Eugenia fechou os olhos por um instante, deixando que as palavras ecoassem em seu íntimo. Não era devoção o que a movia, mas sim uma inquietude sutil, como a brisa que antecedia o amanhecer.
Ao seu redor, os fiéis ergueram-se em silêncio dos bancos de madeira, seus rostos iluminados pela luz âmbar que filtrada pelos vitrais. O ar estava impregnado com o aroma do incenso — uma mistura de mirra e olíbano — que se elevava em espirais suaves, carregando consigo as preces e os anseios da assembleia. As velas tremeluziam suavemente, suas chamas dançavam em sincronia com o murmúrio das orações.
No altar, sob o dossel de mármore branco que parecia brilhar com luz própria, a episcopisa mantinha-se em quieta dignidade. Seus paramentos litúrgicos — a alva imaculada como a primeira neve, o amito adornado com folhas de oliveira no tom profundo de vermelho-alizarina — falavam de uma tradição sagrada que transcendia os séculos. A estola branca e vermelha, drapeada sobre seus ombros como as asas de um pássaro celestial, lembrava o sacrifício e a renovação que o outono trazia consigo.
Era um dia consagrado. Um dia especialmente bendito para Zadkiel, o arcanjo cuja misericórdia envolvia como um abraço paternal. Os fiéis presentes, cada um carregando suas próprias dores e esperanças, encontravam naquele momento um refúgio – um instante em que o divino e o humano se tocavam com ternura.
Eugenia abriu os olhos e deixou seu olhar percorrer o ambiente. Nas expressões ao seu redor, via-se a paz que ela ainda não conseguia alcançar. Talvez, pensou, a verdadeira oração estivesse justamente nessa entrega silenciosa, nessa capacidade de confiar mesmo quando o coração estava inquieto.
O som dos sinos, suave e distante, anunciou o momento da elevação. Uma única lágrima desceu pelo rosto de uma mulher idosa à sua frente, enquanto um homem ao seu lado apertava contra o peito um pequeno crucifixo de madeira. A episcopisa, com gestos fluidos e precisos, ergueu o cálice — um reflexo dourado iluminando seu semblante sereno.
O silêncio sagrado envolveu a assembleia quando a episcopisa iniciou a liturgia eucarística. Suas mãos moviam-se com a precisão de quem havia dedicado uma vida inteira aos ritos sagrados.
Eugenia observou como a luz do entardecer transformava o interior da catedral. Os raios de sol, agora mais suaves, tingiam de âmbar as colunas de mármore e faziam brilhar as partículas de pó que dançavam no ar.
“Por que não consigo me entregar como os outros?”, pensou, enquanto acompanhava os movimentos ritualísticos.
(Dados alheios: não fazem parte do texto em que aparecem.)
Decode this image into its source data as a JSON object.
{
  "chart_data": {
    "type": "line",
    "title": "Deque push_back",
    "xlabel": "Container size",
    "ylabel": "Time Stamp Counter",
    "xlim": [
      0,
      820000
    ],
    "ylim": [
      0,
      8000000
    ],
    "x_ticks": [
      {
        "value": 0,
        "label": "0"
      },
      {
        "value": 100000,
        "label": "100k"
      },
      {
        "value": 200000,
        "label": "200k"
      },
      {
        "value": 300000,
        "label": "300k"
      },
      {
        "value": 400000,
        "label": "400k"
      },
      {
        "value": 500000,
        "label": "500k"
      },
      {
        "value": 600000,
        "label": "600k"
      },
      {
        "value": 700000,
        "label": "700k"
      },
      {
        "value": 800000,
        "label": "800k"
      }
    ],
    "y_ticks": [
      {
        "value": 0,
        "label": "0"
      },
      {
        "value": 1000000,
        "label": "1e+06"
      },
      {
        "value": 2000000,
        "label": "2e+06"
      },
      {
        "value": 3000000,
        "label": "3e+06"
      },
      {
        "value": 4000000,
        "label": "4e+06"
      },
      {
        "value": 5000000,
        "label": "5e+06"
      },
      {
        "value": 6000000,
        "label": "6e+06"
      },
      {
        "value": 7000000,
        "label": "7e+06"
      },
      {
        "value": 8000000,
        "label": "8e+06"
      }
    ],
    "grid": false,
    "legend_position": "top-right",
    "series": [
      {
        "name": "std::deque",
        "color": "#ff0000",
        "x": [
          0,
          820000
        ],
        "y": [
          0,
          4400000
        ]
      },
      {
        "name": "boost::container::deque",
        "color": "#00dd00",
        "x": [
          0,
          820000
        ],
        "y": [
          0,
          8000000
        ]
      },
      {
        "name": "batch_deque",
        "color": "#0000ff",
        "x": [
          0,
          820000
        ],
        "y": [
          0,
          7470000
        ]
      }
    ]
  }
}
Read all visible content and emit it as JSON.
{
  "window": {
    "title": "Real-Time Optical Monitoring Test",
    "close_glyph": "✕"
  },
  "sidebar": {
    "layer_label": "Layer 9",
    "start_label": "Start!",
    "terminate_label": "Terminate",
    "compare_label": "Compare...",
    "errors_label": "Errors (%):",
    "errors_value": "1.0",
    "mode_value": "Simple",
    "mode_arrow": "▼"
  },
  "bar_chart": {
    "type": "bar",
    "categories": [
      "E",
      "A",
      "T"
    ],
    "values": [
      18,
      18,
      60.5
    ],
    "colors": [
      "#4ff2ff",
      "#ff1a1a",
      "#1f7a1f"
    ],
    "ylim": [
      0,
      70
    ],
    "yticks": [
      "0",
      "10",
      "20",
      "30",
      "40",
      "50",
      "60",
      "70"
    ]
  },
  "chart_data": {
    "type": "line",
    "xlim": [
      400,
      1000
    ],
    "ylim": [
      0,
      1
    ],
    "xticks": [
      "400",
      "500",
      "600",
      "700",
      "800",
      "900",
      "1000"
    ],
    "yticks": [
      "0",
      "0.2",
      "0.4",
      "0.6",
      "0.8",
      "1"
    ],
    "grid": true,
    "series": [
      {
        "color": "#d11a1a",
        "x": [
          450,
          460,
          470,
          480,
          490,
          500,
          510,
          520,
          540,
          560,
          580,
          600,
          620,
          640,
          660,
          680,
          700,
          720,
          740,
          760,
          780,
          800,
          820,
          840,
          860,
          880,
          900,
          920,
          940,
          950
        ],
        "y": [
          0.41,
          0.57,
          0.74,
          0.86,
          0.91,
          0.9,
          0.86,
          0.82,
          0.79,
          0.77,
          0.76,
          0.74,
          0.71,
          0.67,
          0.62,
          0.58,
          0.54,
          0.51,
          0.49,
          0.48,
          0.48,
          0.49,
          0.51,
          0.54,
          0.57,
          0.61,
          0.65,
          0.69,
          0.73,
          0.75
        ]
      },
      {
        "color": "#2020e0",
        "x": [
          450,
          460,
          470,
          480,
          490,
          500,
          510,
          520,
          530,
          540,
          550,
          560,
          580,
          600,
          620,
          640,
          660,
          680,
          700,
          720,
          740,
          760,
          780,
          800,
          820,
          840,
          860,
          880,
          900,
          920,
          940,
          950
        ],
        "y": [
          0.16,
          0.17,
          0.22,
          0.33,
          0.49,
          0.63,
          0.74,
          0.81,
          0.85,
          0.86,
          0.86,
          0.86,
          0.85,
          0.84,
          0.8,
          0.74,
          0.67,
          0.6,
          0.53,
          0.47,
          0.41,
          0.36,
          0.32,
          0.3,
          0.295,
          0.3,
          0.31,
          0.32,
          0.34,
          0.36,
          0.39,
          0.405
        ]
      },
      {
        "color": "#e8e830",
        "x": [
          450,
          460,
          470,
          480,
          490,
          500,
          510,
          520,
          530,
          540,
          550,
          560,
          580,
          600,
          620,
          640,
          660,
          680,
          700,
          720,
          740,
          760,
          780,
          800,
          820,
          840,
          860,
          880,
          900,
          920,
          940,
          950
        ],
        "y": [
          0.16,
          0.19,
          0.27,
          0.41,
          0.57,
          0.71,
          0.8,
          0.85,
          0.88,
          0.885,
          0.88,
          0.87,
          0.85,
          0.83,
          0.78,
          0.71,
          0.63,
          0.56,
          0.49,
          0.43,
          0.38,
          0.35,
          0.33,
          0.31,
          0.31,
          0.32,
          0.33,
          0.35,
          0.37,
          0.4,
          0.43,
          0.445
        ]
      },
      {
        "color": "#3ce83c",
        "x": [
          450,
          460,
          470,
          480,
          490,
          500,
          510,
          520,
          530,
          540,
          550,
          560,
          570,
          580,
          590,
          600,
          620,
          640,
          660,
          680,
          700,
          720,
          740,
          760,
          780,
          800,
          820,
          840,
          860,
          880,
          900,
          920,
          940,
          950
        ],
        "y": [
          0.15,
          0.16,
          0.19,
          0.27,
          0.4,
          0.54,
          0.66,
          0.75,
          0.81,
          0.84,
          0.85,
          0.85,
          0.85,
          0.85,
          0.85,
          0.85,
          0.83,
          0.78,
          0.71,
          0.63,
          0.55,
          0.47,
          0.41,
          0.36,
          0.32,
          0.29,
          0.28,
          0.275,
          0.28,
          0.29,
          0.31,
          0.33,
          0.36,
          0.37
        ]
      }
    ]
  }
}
Seus dedos traçaram inconscientemente o fio da página do missal, sentindo a textura do papel envelhecido.
Aos poucos, percebeu que sua inquietude inicial dava lugar a uma estranha paz. O canto italiano que agora ecoava no coro parecia tecer uma ponte entre o terreno e o divino. As vozes dos fiéis se uniam em uma só melodia, elevando-se até as altas abóbadas como fumaça de sacrifício agradável.
Naquele momento, um raio de sol atingiu em cheio o mosaico de Zadkiel atrás do altar. Os olhos da representação de deus pareciam ganhar vida, refletindo uma compaixão infinita. Eugenia sentiu algo dentro de si se desfazer, como se uma corrente que não sabia existir tivesse se rompido.
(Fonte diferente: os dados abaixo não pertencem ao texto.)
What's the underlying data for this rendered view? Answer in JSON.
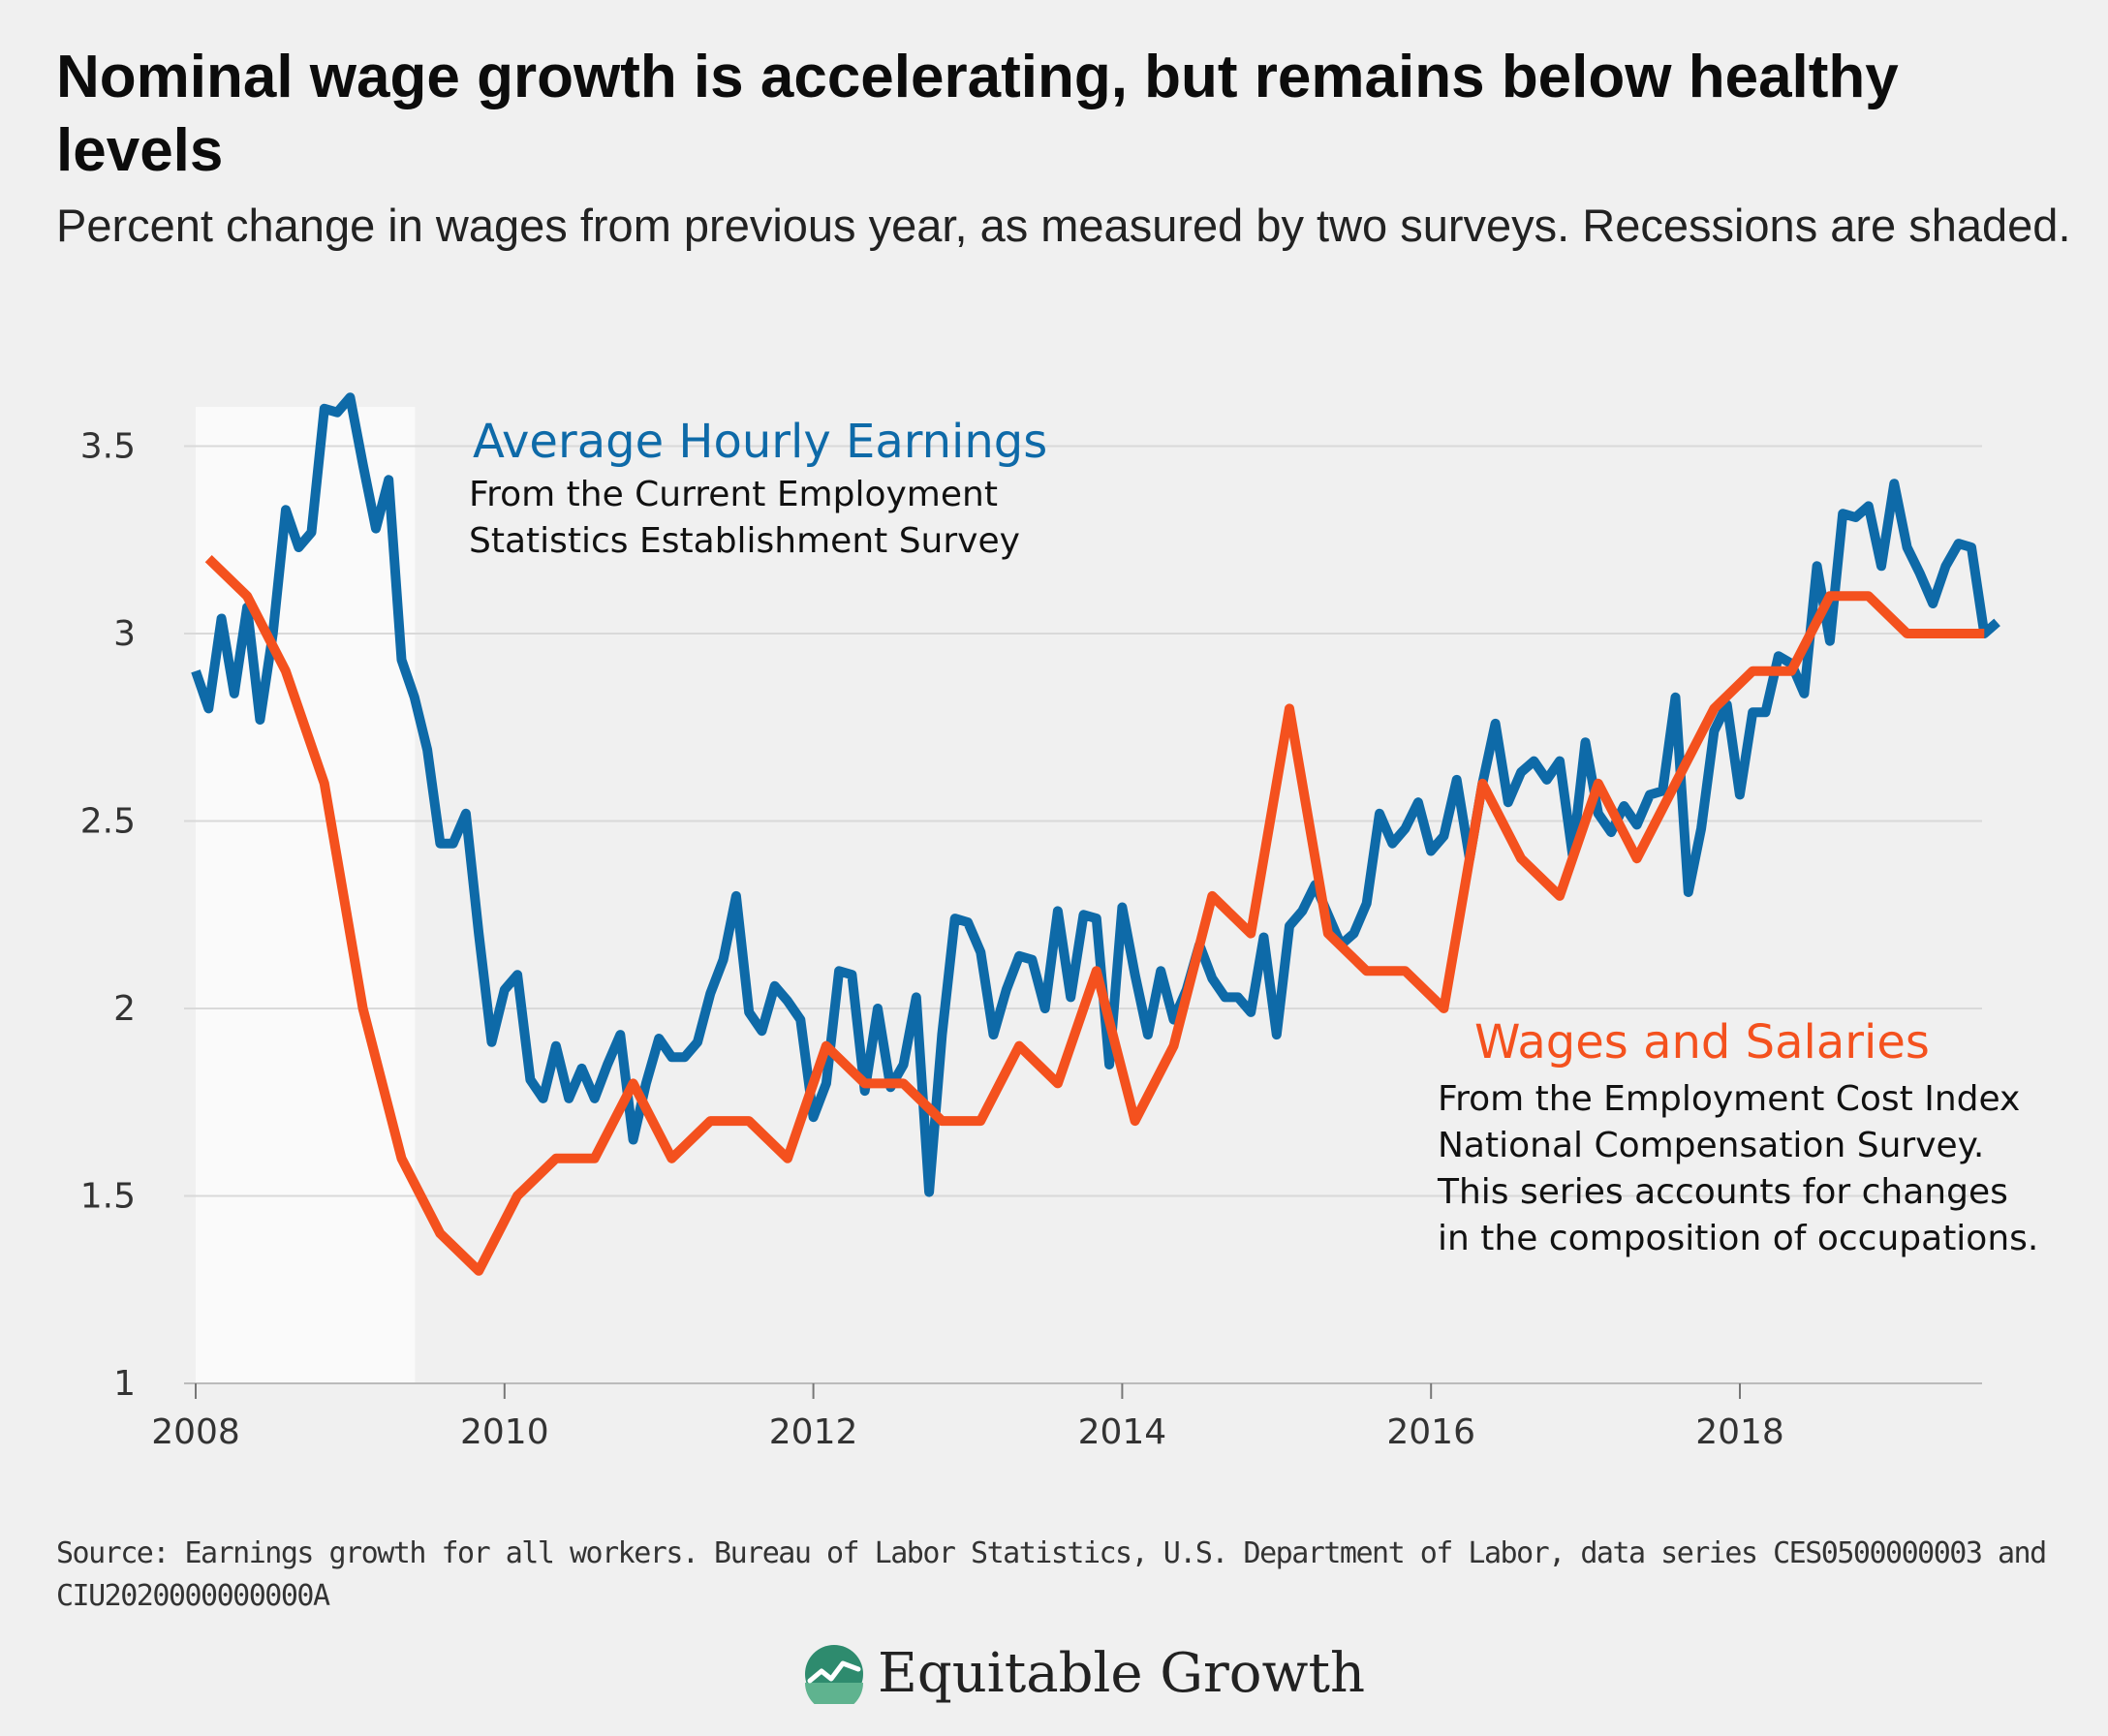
{
  "title": "Nominal wage growth is accelerating, but remains below healthy levels",
  "subtitle": "Percent change in wages from previous year, as measured by two surveys. Recessions are shaded.",
  "source": "Source: Earnings growth for all workers. Bureau of Labor Statistics, U.S. Department of Labor, data series CES0500000003 and CIU2020000000000A",
  "brand": {
    "name": "Equitable Growth",
    "logo_icon": "growth-chart-logo-icon"
  },
  "colors": {
    "ahe": "#0e6aa8",
    "wages": "#f4511e",
    "recession": "#fafafa",
    "grid": "#d9d9d9",
    "background": "#f0f0f0"
  },
  "annotations": {
    "ahe_label": "Average Hourly Earnings",
    "ahe_desc": [
      "From the Current Employment",
      "Statistics Establishment Survey"
    ],
    "wages_label": "Wages and Salaries",
    "wages_desc": [
      "From the Employment Cost Index",
      "National Compensation Survey.",
      "This series accounts for changes",
      "in the composition of occupations."
    ]
  },
  "chart_data": {
    "type": "line",
    "xlim": [
      2008,
      2019.75
    ],
    "ylim": [
      1,
      3.6
    ],
    "x_ticks": [
      2008,
      2010,
      2012,
      2014,
      2016,
      2018
    ],
    "y_ticks": [
      1,
      1.5,
      2,
      2.5,
      3,
      3.5
    ],
    "y_tick_labels": [
      "1",
      "1.5",
      "2",
      "2.5",
      "3",
      "3.5"
    ],
    "grid": "horizontal",
    "recessions": [
      [
        2008.0,
        2009.42
      ]
    ],
    "series": [
      {
        "name": "Average Hourly Earnings",
        "start": 2008.0,
        "step": 0.08333,
        "values": [
          2.9,
          2.8,
          3.04,
          2.84,
          3.07,
          2.77,
          3.0,
          3.33,
          3.23,
          3.27,
          3.6,
          3.59,
          3.63,
          3.45,
          3.28,
          3.41,
          2.93,
          2.83,
          2.69,
          2.44,
          2.44,
          2.52,
          2.2,
          1.91,
          2.05,
          2.09,
          1.81,
          1.76,
          1.9,
          1.76,
          1.84,
          1.76,
          1.85,
          1.93,
          1.65,
          1.8,
          1.92,
          1.87,
          1.87,
          1.91,
          2.04,
          2.13,
          2.3,
          1.99,
          1.94,
          2.06,
          2.02,
          1.97,
          1.71,
          1.8,
          2.1,
          2.09,
          1.78,
          2.0,
          1.79,
          1.85,
          2.03,
          1.51,
          1.93,
          2.24,
          2.23,
          2.15,
          1.93,
          2.05,
          2.14,
          2.13,
          2.0,
          2.26,
          2.03,
          2.25,
          2.24,
          1.85,
          2.27,
          2.09,
          1.93,
          2.1,
          1.97,
          2.05,
          2.17,
          2.08,
          2.03,
          2.03,
          1.99,
          2.19,
          1.93,
          2.22,
          2.26,
          2.33,
          2.25,
          2.17,
          2.2,
          2.28,
          2.52,
          2.44,
          2.48,
          2.55,
          2.42,
          2.46,
          2.61,
          2.4,
          2.6,
          2.76,
          2.55,
          2.63,
          2.66,
          2.61,
          2.66,
          2.41,
          2.71,
          2.52,
          2.47,
          2.54,
          2.49,
          2.57,
          2.58,
          2.83,
          2.31,
          2.48,
          2.74,
          2.81,
          2.57,
          2.79,
          2.79,
          2.94,
          2.92,
          2.84,
          3.18,
          2.98,
          3.32,
          3.31,
          3.34,
          3.18,
          3.4,
          3.23,
          3.16,
          3.08,
          3.18,
          3.24,
          3.23,
          3.0,
          3.03
        ]
      },
      {
        "name": "Wages and Salaries",
        "start": 2008.083,
        "step": 0.25,
        "values": [
          3.2,
          3.1,
          2.9,
          2.6,
          2.0,
          1.6,
          1.4,
          1.3,
          1.5,
          1.6,
          1.6,
          1.8,
          1.6,
          1.7,
          1.7,
          1.6,
          1.9,
          1.8,
          1.8,
          1.7,
          1.7,
          1.9,
          1.8,
          2.1,
          1.7,
          1.9,
          2.3,
          2.2,
          2.8,
          2.2,
          2.1,
          2.1,
          2.0,
          2.6,
          2.4,
          2.3,
          2.6,
          2.4,
          2.6,
          2.8,
          2.9,
          2.9,
          3.1,
          3.1,
          3.0,
          3.0,
          3.0
        ]
      }
    ]
  }
}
A episcopisa, ao elevar a hóstia consagrada, virou-se ligeiramente em sua direção. Seus lábios moveram-se em silêncio, mas Eugenia compreendeu a mensagem: A misericórdia não exige perfeição, apenas entrega.
Do lado de fora, o sino da catedral badalou três vezes. As pombas que repousavam nas cornijas levantaram voo em um ruído de asas que se misturou ao órgão. Era como se toda a criação participasse desse momento sagrado.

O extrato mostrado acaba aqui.